Dass inzwischen viele Mütter nicht mehr nur "drinnen walten", scheinen CDU-Frauen noch nicht mitbekommen zu haben - oder warum bedienen die sich veralteter Begriffe? Warum diskutieren die nicht über eine Elternrente? Sollen Väter, die sich ebenfalls um die Kinder kümmern, draußen vor der Renten-Tür bleiben? Wie wäre es mit einem fiktiven Mindestlohn für Kindererziehung mit entsprechenden realen Rentenansprüchen? Und zwar für Mütter und Väter - ob verheiratet oder nicht.
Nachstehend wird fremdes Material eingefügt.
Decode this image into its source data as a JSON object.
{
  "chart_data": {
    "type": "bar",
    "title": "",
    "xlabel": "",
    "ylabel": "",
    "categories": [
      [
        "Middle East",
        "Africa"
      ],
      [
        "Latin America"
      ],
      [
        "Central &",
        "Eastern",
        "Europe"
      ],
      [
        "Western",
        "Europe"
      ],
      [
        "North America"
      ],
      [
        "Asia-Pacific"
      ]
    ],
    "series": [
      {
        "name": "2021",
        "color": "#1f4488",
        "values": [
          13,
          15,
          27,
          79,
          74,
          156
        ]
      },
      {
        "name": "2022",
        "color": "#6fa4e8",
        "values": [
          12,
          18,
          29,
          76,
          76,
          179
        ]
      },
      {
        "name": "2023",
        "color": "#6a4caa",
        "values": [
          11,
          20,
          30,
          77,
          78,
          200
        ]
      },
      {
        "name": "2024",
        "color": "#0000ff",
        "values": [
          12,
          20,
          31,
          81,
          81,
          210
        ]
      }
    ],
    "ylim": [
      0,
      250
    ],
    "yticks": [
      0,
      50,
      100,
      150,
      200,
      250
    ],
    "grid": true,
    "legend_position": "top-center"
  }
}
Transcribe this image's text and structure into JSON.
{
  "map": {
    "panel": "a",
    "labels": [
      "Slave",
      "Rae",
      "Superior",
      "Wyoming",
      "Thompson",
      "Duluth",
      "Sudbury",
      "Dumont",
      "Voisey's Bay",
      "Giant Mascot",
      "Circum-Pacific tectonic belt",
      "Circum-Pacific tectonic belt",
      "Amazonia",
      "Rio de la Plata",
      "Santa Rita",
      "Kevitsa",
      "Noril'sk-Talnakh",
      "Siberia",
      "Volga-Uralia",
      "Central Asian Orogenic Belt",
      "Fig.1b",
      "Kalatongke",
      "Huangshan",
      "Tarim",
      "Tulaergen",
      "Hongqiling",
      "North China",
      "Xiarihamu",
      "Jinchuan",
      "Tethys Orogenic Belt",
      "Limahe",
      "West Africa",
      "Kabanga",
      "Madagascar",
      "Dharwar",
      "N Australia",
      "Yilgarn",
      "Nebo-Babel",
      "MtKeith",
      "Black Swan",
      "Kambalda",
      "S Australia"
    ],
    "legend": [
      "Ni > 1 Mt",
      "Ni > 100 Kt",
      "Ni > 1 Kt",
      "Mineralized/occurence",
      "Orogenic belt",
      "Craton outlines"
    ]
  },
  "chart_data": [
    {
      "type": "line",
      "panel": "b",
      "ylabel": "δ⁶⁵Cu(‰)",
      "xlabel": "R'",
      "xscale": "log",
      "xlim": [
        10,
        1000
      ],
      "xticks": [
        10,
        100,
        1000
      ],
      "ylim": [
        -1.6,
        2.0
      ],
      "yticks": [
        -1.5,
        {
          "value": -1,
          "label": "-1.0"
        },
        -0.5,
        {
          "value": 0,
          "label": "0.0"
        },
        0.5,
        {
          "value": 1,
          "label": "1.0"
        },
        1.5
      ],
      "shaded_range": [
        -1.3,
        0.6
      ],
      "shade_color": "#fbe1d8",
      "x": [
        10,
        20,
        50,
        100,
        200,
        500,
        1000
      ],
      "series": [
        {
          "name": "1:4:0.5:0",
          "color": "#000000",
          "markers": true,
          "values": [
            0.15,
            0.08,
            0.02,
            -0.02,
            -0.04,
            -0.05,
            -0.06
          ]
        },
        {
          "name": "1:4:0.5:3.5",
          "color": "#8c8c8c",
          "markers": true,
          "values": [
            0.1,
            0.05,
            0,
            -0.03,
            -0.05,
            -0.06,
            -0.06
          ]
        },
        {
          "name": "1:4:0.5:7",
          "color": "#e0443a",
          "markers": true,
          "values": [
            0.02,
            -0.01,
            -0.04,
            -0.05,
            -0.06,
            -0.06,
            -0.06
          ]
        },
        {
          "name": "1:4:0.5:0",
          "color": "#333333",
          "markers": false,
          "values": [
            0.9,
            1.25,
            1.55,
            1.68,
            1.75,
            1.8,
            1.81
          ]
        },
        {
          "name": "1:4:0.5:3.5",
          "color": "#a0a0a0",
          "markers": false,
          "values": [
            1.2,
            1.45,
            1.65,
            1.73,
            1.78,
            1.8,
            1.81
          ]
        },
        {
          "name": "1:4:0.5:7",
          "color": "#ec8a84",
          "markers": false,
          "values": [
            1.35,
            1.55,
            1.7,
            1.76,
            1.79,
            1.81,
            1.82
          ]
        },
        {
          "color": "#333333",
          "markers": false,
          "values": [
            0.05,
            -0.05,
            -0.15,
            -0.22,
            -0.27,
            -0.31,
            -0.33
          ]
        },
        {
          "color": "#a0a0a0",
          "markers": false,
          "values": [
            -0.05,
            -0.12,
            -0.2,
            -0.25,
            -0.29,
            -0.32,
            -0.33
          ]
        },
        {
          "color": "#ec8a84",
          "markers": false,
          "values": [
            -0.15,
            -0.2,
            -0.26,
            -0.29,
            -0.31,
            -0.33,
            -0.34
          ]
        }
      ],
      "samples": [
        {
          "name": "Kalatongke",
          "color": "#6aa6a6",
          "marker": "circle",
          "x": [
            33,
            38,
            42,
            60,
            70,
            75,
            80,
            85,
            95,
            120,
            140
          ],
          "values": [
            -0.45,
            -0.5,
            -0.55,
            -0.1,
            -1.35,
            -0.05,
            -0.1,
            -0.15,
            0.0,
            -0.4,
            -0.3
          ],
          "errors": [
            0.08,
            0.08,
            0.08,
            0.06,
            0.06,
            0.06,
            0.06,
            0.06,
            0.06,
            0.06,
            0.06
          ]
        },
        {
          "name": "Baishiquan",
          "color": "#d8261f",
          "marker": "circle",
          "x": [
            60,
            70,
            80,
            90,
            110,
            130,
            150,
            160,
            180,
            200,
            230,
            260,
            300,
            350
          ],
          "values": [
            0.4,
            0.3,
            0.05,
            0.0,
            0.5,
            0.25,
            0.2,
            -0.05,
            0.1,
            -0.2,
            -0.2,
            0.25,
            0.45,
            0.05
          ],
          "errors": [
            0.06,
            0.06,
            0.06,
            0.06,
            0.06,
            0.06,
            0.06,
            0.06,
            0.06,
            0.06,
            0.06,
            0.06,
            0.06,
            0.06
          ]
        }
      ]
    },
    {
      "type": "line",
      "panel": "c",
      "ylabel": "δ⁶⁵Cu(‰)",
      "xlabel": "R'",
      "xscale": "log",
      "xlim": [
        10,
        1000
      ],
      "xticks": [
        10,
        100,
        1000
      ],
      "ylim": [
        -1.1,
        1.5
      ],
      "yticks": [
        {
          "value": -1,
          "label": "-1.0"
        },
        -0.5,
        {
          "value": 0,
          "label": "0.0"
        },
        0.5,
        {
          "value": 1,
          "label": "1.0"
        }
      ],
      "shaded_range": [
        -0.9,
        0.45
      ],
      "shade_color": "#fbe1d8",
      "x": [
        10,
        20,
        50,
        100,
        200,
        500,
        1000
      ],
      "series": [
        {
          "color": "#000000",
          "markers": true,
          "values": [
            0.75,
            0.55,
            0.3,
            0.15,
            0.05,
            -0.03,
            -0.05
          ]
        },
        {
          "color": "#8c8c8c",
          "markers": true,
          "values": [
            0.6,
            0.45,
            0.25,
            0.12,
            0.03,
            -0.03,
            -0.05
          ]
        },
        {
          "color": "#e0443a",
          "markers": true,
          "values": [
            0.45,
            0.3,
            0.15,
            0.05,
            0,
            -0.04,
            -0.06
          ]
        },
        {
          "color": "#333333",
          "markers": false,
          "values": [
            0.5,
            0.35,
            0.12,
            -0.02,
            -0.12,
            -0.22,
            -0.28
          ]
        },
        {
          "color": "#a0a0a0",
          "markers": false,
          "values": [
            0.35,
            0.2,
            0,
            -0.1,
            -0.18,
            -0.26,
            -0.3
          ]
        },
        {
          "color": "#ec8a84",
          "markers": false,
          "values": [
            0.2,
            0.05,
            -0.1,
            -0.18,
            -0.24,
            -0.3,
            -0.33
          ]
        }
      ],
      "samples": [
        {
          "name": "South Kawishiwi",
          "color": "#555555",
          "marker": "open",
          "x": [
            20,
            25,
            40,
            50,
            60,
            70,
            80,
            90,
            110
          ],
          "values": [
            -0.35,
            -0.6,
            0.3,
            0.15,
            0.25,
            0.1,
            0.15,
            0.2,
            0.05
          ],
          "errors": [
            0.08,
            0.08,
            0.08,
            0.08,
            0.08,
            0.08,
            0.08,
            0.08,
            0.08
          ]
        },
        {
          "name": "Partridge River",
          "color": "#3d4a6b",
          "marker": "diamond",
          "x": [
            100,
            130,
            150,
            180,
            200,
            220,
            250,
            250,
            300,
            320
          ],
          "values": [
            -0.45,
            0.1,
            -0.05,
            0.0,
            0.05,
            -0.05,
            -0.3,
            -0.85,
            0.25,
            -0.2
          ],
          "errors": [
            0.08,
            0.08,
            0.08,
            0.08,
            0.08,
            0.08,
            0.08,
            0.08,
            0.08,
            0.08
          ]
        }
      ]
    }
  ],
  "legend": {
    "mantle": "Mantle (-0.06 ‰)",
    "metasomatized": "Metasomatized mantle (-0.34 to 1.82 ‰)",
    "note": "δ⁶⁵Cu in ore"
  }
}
Als Familienpolitikerin trägt auch Angela Merkel einen Glockenrock. Heute wird sie in der "Bild am Sonntag" so zitiert: "...unser Grundgesetz (sieht) die Ehe in unmittelbarem Zusammenhang mit der Familie und (stellt) beide unter den besonderen Schutz der staatlichen Ordnung..." Dabei beruft sich die Bundeskanzlerin auf Artikel 6 des Grundgesetzes: "(1) Ehe und Familie stehen unter dem besonderen Schutze der staatlichen Ordnung. (2) Pflege und Erziehung der Kinder sind das natürliche Recht der Eltern und die zuvörderst ihnen obliegende Pflicht. Über ihre Betätigung wacht die staatliche Gemeinschaft. (3) Gegen den Willen der Erziehungsberechtigten dürfen Kinder nur auf Grund eines Gesetzes von der Familie getrennt werden, wenn die Erziehungsberechtigten versagen oder wenn die Kinder aus anderen Gründen zu verwahrlosen drohen. (4) Jede Mutter hat Anspruch auf den Schutz und die Fürsorge der Gemeinschaft. (5) Den unehelichen Kindern sind durch die Gesetzgebung die gleichen Bedingungen für ihre leibliche und seelische Entwicklung und ihre Stellung in der Gesellschaft zu schaffen wie den ehelichen Kindern."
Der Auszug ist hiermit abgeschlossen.